Here, the trial court found appellant to be mentally ill and the court's written order affirmatively found the State's allegations under subsections (A), (B), and (C) to be true. On appeal, appellant does not challenge the finding that he is mentally ill. Instead, in a single issue, appellant asserts the evidence is legally and factually insufficient to support the findings under subsections (A), (B), and (C). Appellant contends the evidence is insufficient because the expert's opinion is not adequately supported by a factual basis and, alternatively, any factual basis is supported only by meager circumstantial evidence. We disagree on both counts. Appellant's first argument rests on his assertion that the testimony of the State's expert and sole witness, Dr. Iva Timmerman, was not based on personal knowledge of the factual basis for her opinion. However, in support of her opinion that appellant was likely to cause harm to himself or others, Dr. Timmerman explained that appellant had previously been temporarily committed in June 2007, prior to which he had steered his car into other vehicles. In the three weeks between the discharge from the June 2007 commitment and the August 9, 2007 application underlying this commitment hearing, appellant had stopped taking his medication and was found walking into traffic. Dr. Timmerman's testimony was admitted without objection. Additionally, Dr. Timmerman stated she personally heard appellant threaten a staff member and appellant "gets angry and agitated very easily." When asked on cross-examination if appellant's becoming angry or agitated was a sufficient basis to commit him, Dr. Timmerman replied:

Not in and of itself, but when he is maybe - - during his admission when he came in on the 13th . . . he would get in people's face[s] and threaten to slap and choke the staff. That was considered threatening. It's not the agitation itself; it's the threats that were made with it and his history of, per his own report, assaulting others.

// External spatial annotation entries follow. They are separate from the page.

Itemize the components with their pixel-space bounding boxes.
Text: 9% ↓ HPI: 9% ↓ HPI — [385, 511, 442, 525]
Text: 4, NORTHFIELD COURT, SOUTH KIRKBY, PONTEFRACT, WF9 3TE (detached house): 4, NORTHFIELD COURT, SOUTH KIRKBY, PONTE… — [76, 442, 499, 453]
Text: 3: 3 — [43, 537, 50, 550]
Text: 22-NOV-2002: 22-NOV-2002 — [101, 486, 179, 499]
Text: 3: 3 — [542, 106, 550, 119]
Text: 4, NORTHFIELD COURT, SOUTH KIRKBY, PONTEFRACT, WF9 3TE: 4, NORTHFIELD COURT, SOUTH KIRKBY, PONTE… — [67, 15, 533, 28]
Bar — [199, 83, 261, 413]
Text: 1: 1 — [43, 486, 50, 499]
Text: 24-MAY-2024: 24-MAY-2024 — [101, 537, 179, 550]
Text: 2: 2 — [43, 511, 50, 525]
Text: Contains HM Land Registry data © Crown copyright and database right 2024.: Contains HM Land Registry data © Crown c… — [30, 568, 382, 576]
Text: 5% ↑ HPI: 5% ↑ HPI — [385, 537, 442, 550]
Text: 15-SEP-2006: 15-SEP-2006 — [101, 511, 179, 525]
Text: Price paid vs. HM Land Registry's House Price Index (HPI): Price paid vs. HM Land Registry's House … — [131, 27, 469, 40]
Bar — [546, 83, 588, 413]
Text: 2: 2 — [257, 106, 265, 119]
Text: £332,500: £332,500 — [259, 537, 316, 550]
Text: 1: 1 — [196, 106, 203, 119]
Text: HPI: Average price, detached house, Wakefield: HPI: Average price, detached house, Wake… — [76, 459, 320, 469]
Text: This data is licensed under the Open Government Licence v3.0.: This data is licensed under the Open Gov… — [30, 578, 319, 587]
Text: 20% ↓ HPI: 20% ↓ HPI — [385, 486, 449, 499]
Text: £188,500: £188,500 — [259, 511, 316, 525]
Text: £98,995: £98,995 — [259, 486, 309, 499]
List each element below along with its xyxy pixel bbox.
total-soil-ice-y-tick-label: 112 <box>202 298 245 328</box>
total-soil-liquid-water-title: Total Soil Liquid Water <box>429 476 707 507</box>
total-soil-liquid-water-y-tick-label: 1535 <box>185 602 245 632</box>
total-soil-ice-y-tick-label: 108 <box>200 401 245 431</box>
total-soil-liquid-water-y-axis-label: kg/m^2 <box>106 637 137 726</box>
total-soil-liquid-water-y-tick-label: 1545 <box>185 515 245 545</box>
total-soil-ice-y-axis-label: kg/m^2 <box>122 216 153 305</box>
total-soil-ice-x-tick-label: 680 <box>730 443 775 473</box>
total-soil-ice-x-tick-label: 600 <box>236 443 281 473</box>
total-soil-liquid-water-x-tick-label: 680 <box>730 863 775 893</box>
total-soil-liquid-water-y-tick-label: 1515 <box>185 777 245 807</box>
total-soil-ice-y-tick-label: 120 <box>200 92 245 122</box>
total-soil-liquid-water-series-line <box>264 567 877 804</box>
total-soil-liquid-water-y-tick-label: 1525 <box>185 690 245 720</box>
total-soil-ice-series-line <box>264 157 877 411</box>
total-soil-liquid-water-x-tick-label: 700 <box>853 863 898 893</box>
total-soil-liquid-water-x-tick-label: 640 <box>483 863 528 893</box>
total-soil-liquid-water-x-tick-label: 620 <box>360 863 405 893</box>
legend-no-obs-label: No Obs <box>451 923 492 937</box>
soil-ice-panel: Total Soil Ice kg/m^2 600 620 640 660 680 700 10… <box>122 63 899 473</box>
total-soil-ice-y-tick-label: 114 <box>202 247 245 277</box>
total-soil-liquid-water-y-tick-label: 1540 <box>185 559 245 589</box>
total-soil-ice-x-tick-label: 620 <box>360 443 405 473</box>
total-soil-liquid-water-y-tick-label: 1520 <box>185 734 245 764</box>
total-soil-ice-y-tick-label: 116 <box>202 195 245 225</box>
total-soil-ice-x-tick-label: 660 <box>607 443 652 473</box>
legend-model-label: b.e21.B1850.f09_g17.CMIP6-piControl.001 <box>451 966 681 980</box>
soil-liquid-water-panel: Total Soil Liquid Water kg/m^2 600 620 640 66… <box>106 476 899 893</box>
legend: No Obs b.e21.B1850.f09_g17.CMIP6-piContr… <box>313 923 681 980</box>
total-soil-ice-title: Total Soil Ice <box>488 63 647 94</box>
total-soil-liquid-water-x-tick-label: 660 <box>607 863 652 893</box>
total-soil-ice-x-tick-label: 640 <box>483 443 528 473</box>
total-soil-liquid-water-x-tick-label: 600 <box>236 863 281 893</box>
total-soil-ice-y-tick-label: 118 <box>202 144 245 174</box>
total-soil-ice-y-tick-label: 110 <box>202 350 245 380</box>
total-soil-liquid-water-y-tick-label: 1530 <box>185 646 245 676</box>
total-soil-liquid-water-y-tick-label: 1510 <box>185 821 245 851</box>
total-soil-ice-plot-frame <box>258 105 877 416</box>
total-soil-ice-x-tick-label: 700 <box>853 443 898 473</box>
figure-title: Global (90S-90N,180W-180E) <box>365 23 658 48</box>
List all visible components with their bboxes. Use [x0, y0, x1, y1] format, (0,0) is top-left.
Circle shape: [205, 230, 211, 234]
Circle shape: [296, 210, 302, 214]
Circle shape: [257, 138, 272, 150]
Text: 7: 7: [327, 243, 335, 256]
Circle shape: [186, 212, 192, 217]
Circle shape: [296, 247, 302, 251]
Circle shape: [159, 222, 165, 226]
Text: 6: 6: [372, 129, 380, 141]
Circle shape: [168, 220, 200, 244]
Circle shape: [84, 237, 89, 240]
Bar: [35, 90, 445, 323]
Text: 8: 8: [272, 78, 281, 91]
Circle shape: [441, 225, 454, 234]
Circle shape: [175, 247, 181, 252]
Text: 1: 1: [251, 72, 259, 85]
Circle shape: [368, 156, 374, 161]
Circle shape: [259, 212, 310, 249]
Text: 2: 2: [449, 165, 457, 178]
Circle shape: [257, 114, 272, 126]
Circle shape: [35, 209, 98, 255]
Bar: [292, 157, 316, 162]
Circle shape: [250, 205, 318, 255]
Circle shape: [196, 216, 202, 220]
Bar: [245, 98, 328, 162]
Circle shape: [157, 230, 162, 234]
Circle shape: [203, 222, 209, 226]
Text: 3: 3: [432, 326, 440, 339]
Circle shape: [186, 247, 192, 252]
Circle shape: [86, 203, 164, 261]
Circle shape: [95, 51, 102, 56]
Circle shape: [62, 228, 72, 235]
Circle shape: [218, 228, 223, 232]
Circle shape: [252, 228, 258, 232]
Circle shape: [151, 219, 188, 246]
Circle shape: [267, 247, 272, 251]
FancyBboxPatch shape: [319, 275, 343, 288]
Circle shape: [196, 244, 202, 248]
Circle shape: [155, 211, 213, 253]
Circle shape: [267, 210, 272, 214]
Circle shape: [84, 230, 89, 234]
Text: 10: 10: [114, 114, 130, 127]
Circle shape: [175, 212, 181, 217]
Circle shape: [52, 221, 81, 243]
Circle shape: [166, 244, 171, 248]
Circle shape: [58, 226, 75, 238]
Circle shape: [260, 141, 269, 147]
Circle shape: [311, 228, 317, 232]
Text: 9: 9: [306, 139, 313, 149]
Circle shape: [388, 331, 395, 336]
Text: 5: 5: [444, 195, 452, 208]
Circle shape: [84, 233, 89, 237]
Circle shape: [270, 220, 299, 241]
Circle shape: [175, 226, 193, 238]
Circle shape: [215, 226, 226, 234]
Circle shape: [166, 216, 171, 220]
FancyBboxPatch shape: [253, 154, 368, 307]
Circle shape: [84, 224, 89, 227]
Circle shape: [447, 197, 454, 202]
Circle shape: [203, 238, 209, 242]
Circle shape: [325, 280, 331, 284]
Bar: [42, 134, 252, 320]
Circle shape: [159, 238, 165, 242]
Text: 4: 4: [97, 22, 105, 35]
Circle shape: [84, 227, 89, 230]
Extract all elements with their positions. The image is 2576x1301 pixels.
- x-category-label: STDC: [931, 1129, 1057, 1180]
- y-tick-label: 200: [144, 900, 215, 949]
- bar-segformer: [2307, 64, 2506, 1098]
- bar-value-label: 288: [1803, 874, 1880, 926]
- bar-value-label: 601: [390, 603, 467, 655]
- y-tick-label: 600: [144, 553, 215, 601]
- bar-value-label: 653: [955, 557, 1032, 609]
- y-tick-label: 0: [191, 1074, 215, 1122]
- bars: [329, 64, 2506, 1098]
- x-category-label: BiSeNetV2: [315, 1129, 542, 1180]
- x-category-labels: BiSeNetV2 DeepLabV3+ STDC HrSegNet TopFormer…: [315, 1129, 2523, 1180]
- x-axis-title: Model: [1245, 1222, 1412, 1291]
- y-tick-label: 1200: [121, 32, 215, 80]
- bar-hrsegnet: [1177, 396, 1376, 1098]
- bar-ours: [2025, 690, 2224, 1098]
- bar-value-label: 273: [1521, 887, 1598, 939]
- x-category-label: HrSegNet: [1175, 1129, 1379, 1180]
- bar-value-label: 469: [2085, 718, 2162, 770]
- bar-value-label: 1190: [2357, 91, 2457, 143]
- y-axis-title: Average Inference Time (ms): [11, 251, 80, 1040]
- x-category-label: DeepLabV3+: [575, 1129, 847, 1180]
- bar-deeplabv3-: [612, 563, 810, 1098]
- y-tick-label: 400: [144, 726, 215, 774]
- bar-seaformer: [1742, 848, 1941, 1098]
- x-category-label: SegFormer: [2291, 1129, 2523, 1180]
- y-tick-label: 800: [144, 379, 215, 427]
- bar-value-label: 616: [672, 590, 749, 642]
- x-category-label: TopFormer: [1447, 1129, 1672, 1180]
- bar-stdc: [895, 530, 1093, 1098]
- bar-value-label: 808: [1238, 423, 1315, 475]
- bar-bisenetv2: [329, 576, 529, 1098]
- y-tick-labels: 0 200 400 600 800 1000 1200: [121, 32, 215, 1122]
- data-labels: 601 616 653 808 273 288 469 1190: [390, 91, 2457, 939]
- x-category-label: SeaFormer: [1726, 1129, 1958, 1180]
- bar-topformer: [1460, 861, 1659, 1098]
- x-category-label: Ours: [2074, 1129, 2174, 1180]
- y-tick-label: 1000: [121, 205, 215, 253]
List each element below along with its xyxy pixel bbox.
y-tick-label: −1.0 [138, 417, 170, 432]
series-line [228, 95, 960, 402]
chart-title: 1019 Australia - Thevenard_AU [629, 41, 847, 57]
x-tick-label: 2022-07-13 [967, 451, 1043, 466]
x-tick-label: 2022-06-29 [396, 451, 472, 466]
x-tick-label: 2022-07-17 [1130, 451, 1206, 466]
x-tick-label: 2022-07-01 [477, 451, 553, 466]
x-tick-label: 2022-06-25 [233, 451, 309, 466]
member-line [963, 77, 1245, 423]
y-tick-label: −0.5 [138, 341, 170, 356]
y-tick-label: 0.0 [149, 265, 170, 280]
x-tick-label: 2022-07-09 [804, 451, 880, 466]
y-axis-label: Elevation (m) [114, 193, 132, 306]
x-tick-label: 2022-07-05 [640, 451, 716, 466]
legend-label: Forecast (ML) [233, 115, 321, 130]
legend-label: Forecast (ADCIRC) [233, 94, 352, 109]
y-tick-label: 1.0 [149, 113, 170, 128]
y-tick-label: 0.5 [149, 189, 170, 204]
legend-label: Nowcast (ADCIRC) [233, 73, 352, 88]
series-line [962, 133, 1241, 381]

Dr. Timmerman conceded the incidents of appellant's verbally threatening others had decreased since he had been admitted to the hospital on an order of protective custody, but she believed appellant should be committed because "I just tried to discharge him three weeks ago and he ended up right back in the hospital." Appellant testified and admitted at least twice that he "was not afraid to slap, possibly punch."

We conclude Dr. Timmerman's testimony, combined with appellant's own admission, provided an adequate factual basis for Dr. Timmerman's opinion. We also conclude the trial judge, as the trier of fact, could have reasonably found, by clear and convincing evidence, that appellant was likely to cause serious harm to himself or others, and thus that sections 574.034(a)(2)(A) and (B) have been satisfied. Because only one statutory criterion must be met under section 574.034(a)(2) to form the basis of the trial court's order for temporary mental health services, we are not required to decide whether there was sufficient evidence to satisfy section 574.034(a)(2)(C). See Mezick, 920 S.W.2d at 431.

CONCLUSION

We overrule appellant's issues on appeal and affirm the trial court's judgment.